El malentendido, el relato más reciente y quizá el menos conseguido, está protagonizado por Antolín Cabrales Pellejero, alias Poca Chicha, hijo de una familia desestructurada. Un paria ignorante que ingresa a los veintiún años en prisión. Allí se matricula en el cursillo de análisis literario para reclusos que imparte Inés Fornillos, de visión imprecisa y juicio magnánimo. Con su criterio adánico, desnudo de prejuicios, el presidiario se convierte en un lector lúcido, pero sobre todo en portavoz de la libertad de juicio crítico del propio Mendoza.

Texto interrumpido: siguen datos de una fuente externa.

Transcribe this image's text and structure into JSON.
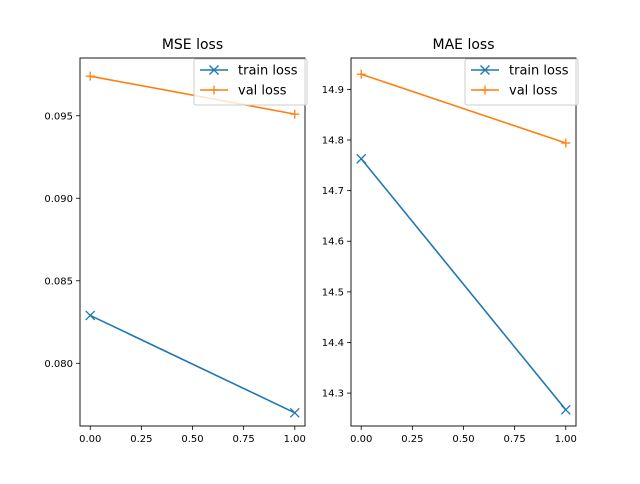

Y así, inesperadamente en quien no leía ni prensa deportiva, El siglo de las luces está de puta madre; Rayuela -frente al criterio de la profesora, que la considera una novela genial- es un libro ingenioso pero no me convence, una fanfarronada o Henry James no es un peñazo, sino un escritor de buten.
Salvando inverosimilitudes como las matizaciones espontáneas en torno al ingenio y lo convincente, la utilización del término parámetros por el recluso Poca Chicha o su gusto por las novelas de Proust o El hombre sin atributos, la ácida crítica cultural de Mendoza convierte a Cabrales en Martín J. Fromentín, un novelista de éxito, en todo un clásico.
Y además en una excusa para criticar al crítico en la carta que el exrecluso dirige a su antigua profesora. Allí le expone su revelación en torno a lo que es la literatura :
No lo que usted decía, no un vehículo para contar historias, para expresar sentimientos o para transmitir emociones, sino una forma. Forma y nada más.
En el fondo, no más que la declaración de un ingenuo que cree haber descubierto el Mediterráneo con esa obviedad.